Pero Guillermo, habiendo tomado una determinación, no era de los que renuncian fácilmente a sus propósitos.
—Tú puedes volver si quieres —dijo con desdén—; yo no pienso volver sin el abrigo.
—Bueno —respondió Douglas con resignación—; me quedaré a ayudar.
Sea dicho en honor a Douglas que, una vez habiendo hecho su advertencia, siempre estaba dispuesto a seguir a los Proscritos por su azaroso camino.
—¿Sabéis lo que voy a hacer? —dijo Guillermo, de pronto—. Lo he pedido con cortesía y si no me lo dan, la culpa es suya, ¿no? Bueno, pues lo he pedido con cortesía y no me lo han querido dar, conque voy a quitárselo.
—Yo te acompañaré, Guillermo —dijo Pelirrojo.
—Creo —dijo Guillermo, frunciendo el entrecejo y adoptando un aire de comandante en jefe—, creo que será mejor que vaya yo solo. Pero quédate por aquí y entonces, si me encuentro en verdadero peligro, un peligro de vida o muerte, daré un grito y venís vosotros y me salváis.

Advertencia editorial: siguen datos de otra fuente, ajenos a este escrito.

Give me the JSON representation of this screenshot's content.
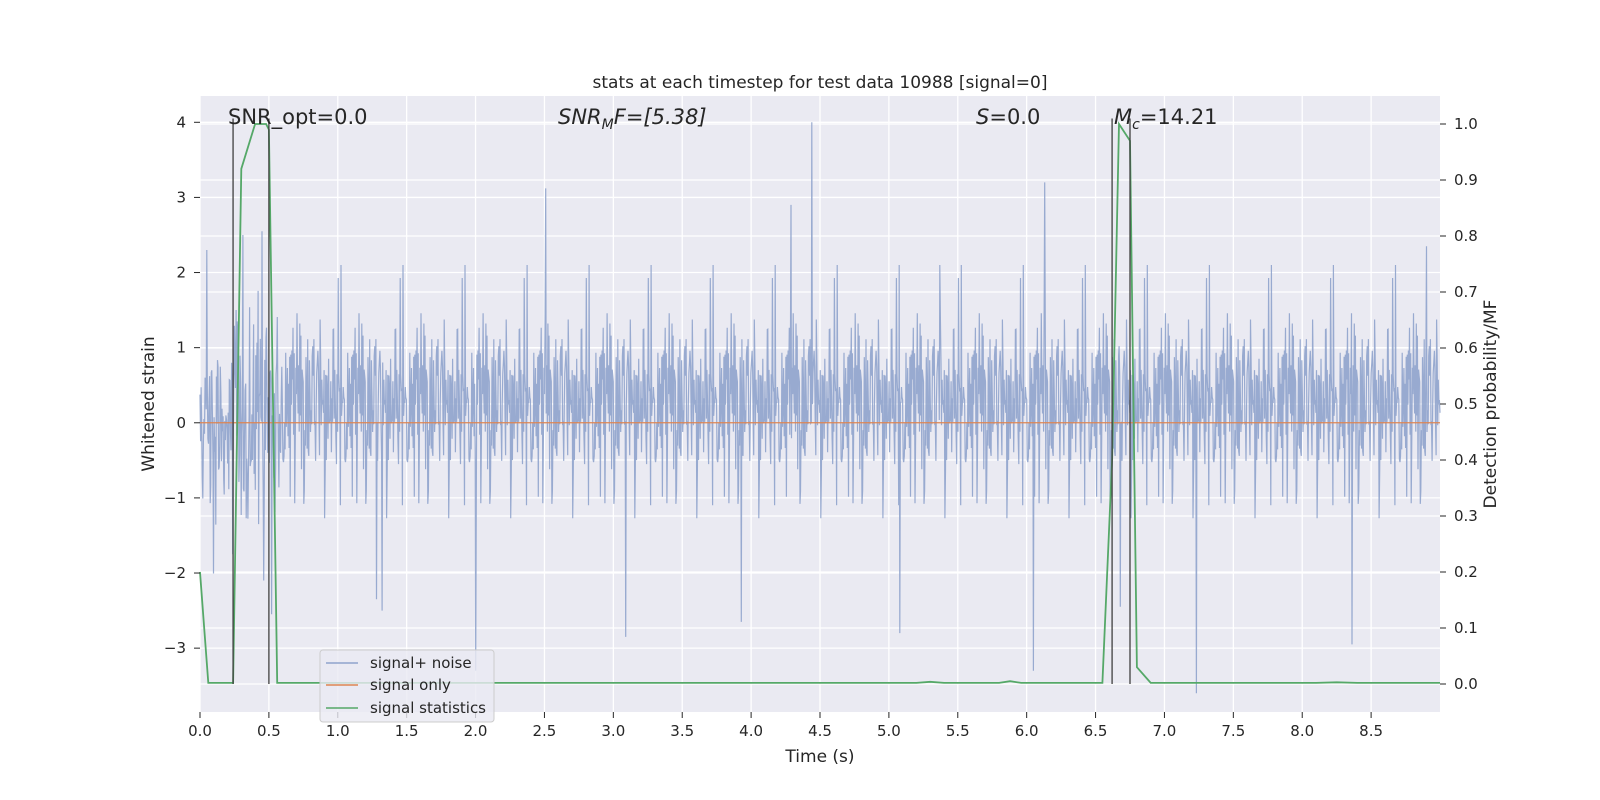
{
  "chart_data": {
    "type": "line",
    "title": "stats at each timestep for test data 10988 [signal=0]",
    "xlabel": "Time (s)",
    "ylabel": "Whitened strain",
    "y2label": "Detection probability/MF",
    "xlim": [
      0.0,
      9.0
    ],
    "ylim": [
      -3.85,
      4.35
    ],
    "y2lim": [
      -0.05,
      1.05
    ],
    "grid": true,
    "legend_placement": "lower-left",
    "x_ticks": [
      0.0,
      0.5,
      1.0,
      1.5,
      2.0,
      2.5,
      3.0,
      3.5,
      4.0,
      4.5,
      5.0,
      5.5,
      6.0,
      6.5,
      7.0,
      7.5,
      8.0,
      8.5
    ],
    "x_tick_labels": [
      "0.0",
      "0.5",
      "1.0",
      "1.5",
      "2.0",
      "2.5",
      "3.0",
      "3.5",
      "4.0",
      "4.5",
      "5.0",
      "5.5",
      "6.0",
      "6.5",
      "7.0",
      "7.5",
      "8.0",
      "8.5"
    ],
    "y_ticks": [
      4,
      3,
      2,
      1,
      0,
      -1,
      -2,
      -3
    ],
    "y_tick_labels": [
      "4",
      "3",
      "2",
      "1",
      "0",
      "−1",
      "−2",
      "−3"
    ],
    "y2_ticks": [
      1.0,
      0.9,
      0.8,
      0.7,
      0.6,
      0.5,
      0.4,
      0.3,
      0.2,
      0.1,
      0.0
    ],
    "y2_tick_labels": [
      "1.0",
      "0.9",
      "0.8",
      "0.7",
      "0.6",
      "0.5",
      "0.4",
      "0.3",
      "0.2",
      "0.1",
      "0.0"
    ],
    "annotations": {
      "snr_opt": "SNR_opt=0.0",
      "snr_mf_main": "SNR",
      "snr_mf_sub": "M",
      "snr_mf_rest": "F=[5.38]",
      "s_main": "S",
      "s_rest": "=0.0",
      "mc_main": "M",
      "mc_sub": "c",
      "mc_rest": "=14.21"
    },
    "markers": [
      0.24,
      0.5,
      6.62,
      6.75
    ],
    "marker_ymax": 4.05,
    "series": [
      {
        "name": "signal+ noise",
        "color": "#8fa3cc",
        "kind": "noise",
        "length": 2200,
        "sigma": 0.72,
        "spikes": [
          [
            0.31,
            2.5
          ],
          [
            0.45,
            2.55
          ],
          [
            0.05,
            2.3
          ],
          [
            2.51,
            3.12
          ],
          [
            4.44,
            4.0
          ],
          [
            6.13,
            3.2
          ],
          [
            8.9,
            2.35
          ],
          [
            4.29,
            2.9
          ],
          [
            5.37,
            2.1
          ],
          [
            2.0,
            -3.3
          ],
          [
            7.23,
            -3.6
          ],
          [
            8.36,
            -2.95
          ],
          [
            5.08,
            -2.8
          ],
          [
            3.09,
            -2.85
          ],
          [
            1.28,
            -2.35
          ],
          [
            6.05,
            -3.3
          ],
          [
            1.32,
            -2.5
          ],
          [
            3.93,
            -2.65
          ],
          [
            6.68,
            -2.45
          ],
          [
            0.52,
            -2.55
          ]
        ]
      },
      {
        "name": "signal only",
        "color": "#dd8452",
        "kind": "flat",
        "value": 0
      },
      {
        "name": "signal statistics",
        "color": "#55a868",
        "kind": "prob",
        "x": [
          0.0,
          0.06,
          0.24,
          0.3,
          0.4,
          0.48,
          0.5,
          0.56,
          5.2,
          5.3,
          5.4,
          5.8,
          5.88,
          5.96,
          6.55,
          6.62,
          6.67,
          6.75,
          6.8,
          6.9,
          8.1,
          8.25,
          8.4,
          9.0
        ],
        "y": [
          0.2,
          0.002,
          0.002,
          0.92,
          1.0,
          1.0,
          0.99,
          0.002,
          0.002,
          0.004,
          0.002,
          0.002,
          0.005,
          0.002,
          0.002,
          0.4,
          1.0,
          0.97,
          0.03,
          0.002,
          0.002,
          0.003,
          0.002,
          0.002
        ]
      }
    ]
  }
}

Aquella era una situación de la que amaban los Proscritos. Habían olvidado ya lo que salvaban. La emoción de la salvación en sí llenaba todo su horizonte.
Se acercaron a la puerta lateral, donde se acurrucaron detrás de los matorrales, contemplando a Guillermo, que se arrastró a estilo indio, haciendo alarde de astucia, por la hierba hasta una ventanita abierta. Vieron cómo se alzaba y metía una pierna por la ventana. Observaron la expresión determinada de su semblante al desaparecer dentro del cuarto.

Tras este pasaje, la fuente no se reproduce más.